Additionally, my room was across from the nurses station, and they are a really rowdy bunch at 7 am, so I never got really comfortable. Not only that, but hospital wards are no substitute for comfortable suburban living.

Do I miss the safe, structured environment and 3 meals a day?  Ummm, yes.  Do I miss drawing and playing the piano?....absolutely.  I did realize that once I was depression free, the rest of the journey back to wellness was my responsibility.

I wanted a miracle, but the last 8 weeks haven't been easy.

My business grew exponentially, and I found myself hardly keeping up, back on nicotine and redbull and working long hours.  I was in the fight, flight, or freeze response trying to juggle a ridiculous work load.  My poor overtired and wired brain started getting obsessive compulsive about germs, a scary symptom of my inability to find balance.  I started just wanting to give up, when was this battle going to stop?  When was I going to find the peace and serenity I so desperately needed?

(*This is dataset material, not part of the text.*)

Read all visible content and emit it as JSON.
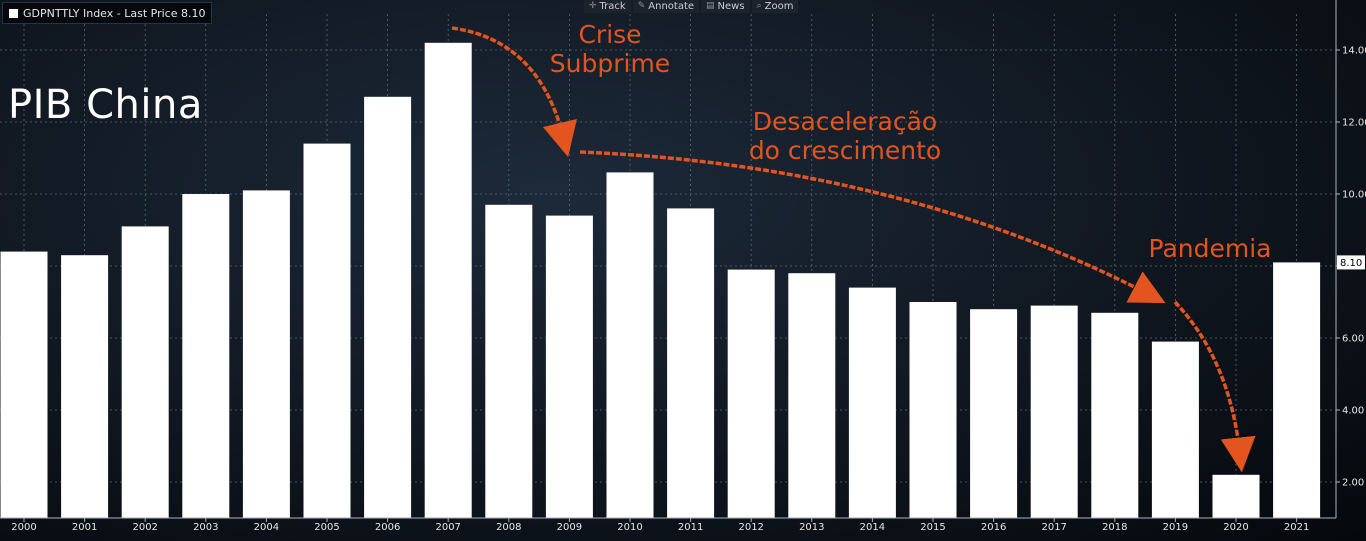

What gets me through is my ability to always look for hope and the presence of a loving higher power in my difficulties.

Through all these challenges, as storms of mental illness disturbed my inner landscape, I kept the faith I would heal, and that the God of my understanding would guide me on a daily basis.
I have been guided every step by a loving higher power that didn't want me to give into clinical depression and despair.  Friends, counsellors, doctors and random strangers have said the right things to give me the strength to go on.

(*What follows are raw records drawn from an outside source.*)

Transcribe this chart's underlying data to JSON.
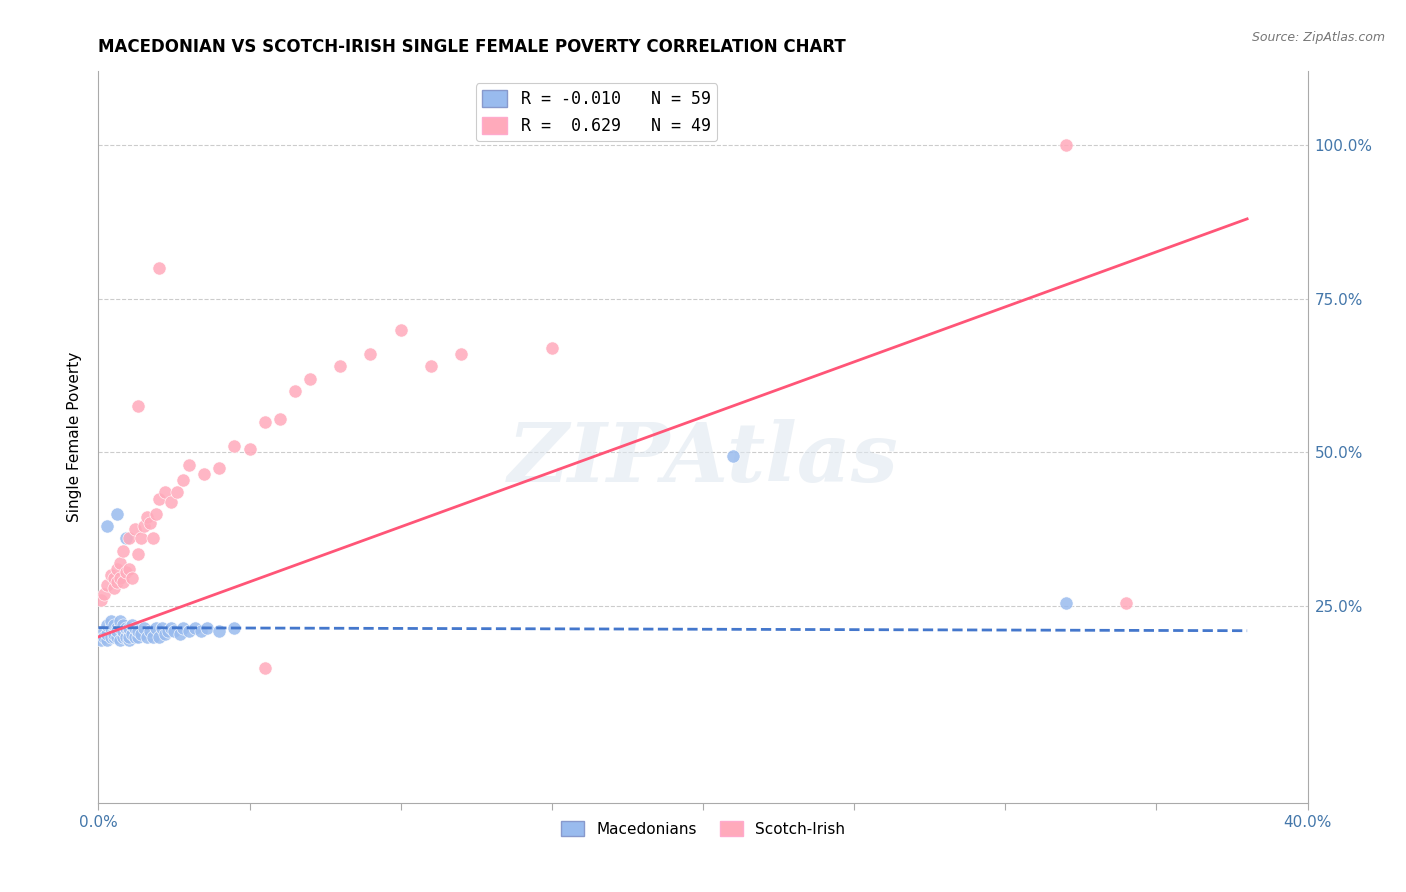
{
  "title": "MACEDONIAN VS SCOTCH-IRISH SINGLE FEMALE POVERTY CORRELATION CHART",
  "source": "Source: ZipAtlas.com",
  "ylabel": "Single Female Poverty",
  "xlim": [
    0.0,
    0.4
  ],
  "ylim": [
    -0.07,
    1.12
  ],
  "xtick_positions": [
    0.0,
    0.05,
    0.1,
    0.15,
    0.2,
    0.25,
    0.3,
    0.35,
    0.4
  ],
  "right_yticks": [
    0.25,
    0.5,
    0.75,
    1.0
  ],
  "right_yticklabels": [
    "25.0%",
    "50.0%",
    "75.0%",
    "100.0%"
  ],
  "mac_color": "#99bbee",
  "si_color": "#ffaabb",
  "watermark": "ZIPAtlas",
  "mac_x": [
    0.001,
    0.002,
    0.002,
    0.003,
    0.003,
    0.003,
    0.004,
    0.004,
    0.004,
    0.005,
    0.005,
    0.005,
    0.005,
    0.006,
    0.006,
    0.006,
    0.007,
    0.007,
    0.007,
    0.008,
    0.008,
    0.008,
    0.009,
    0.009,
    0.01,
    0.01,
    0.01,
    0.01,
    0.011,
    0.011,
    0.012,
    0.012,
    0.013,
    0.013,
    0.014,
    0.015,
    0.016,
    0.017,
    0.018,
    0.019,
    0.02,
    0.021,
    0.022,
    0.023,
    0.024,
    0.025,
    0.027,
    0.028,
    0.03,
    0.032,
    0.034,
    0.036,
    0.04,
    0.045,
    0.21,
    0.32,
    0.003,
    0.006,
    0.009
  ],
  "mac_y": [
    0.195,
    0.21,
    0.2,
    0.195,
    0.205,
    0.22,
    0.2,
    0.215,
    0.225,
    0.2,
    0.21,
    0.205,
    0.22,
    0.2,
    0.215,
    0.21,
    0.195,
    0.215,
    0.225,
    0.2,
    0.21,
    0.22,
    0.2,
    0.215,
    0.195,
    0.21,
    0.2,
    0.215,
    0.205,
    0.22,
    0.2,
    0.215,
    0.2,
    0.21,
    0.205,
    0.215,
    0.2,
    0.21,
    0.2,
    0.215,
    0.2,
    0.215,
    0.205,
    0.21,
    0.215,
    0.21,
    0.205,
    0.215,
    0.21,
    0.215,
    0.21,
    0.215,
    0.21,
    0.215,
    0.495,
    0.255,
    0.38,
    0.4,
    0.36
  ],
  "si_x": [
    0.001,
    0.002,
    0.003,
    0.004,
    0.005,
    0.005,
    0.006,
    0.006,
    0.007,
    0.007,
    0.008,
    0.008,
    0.009,
    0.01,
    0.01,
    0.011,
    0.012,
    0.013,
    0.014,
    0.015,
    0.016,
    0.017,
    0.018,
    0.019,
    0.02,
    0.022,
    0.024,
    0.026,
    0.028,
    0.03,
    0.035,
    0.04,
    0.045,
    0.05,
    0.055,
    0.06,
    0.065,
    0.07,
    0.08,
    0.09,
    0.1,
    0.11,
    0.12,
    0.15,
    0.32,
    0.34,
    0.013,
    0.02,
    0.055
  ],
  "si_y": [
    0.26,
    0.27,
    0.285,
    0.3,
    0.28,
    0.295,
    0.29,
    0.31,
    0.295,
    0.32,
    0.29,
    0.34,
    0.305,
    0.31,
    0.36,
    0.295,
    0.375,
    0.335,
    0.36,
    0.38,
    0.395,
    0.385,
    0.36,
    0.4,
    0.425,
    0.435,
    0.42,
    0.435,
    0.455,
    0.48,
    0.465,
    0.475,
    0.51,
    0.505,
    0.55,
    0.555,
    0.6,
    0.62,
    0.64,
    0.66,
    0.7,
    0.64,
    0.66,
    0.67,
    1.0,
    0.255,
    0.575,
    0.8,
    0.15
  ],
  "blue_line_x": [
    0.0,
    0.38
  ],
  "blue_line_y": [
    0.215,
    0.21
  ],
  "pink_line_x": [
    0.0,
    0.38
  ],
  "pink_line_y": [
    0.2,
    0.88
  ]
}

Nature has shown me amazing weather this summer in Alberta....so many rainstorms, thunder storms and windstorms in June that reminded me of my own storms...frightening but impermanent.
After most rainstorms, rainbows showed me the connection between this realm and the spiritual plane.

I really believe that God is within all of us and knows our struggles and wants us to find healing.  Our job is to keep reaching out and having faith that no matter how long the storm lasts, there will be healing and redemption and we must hold on and keep fighting.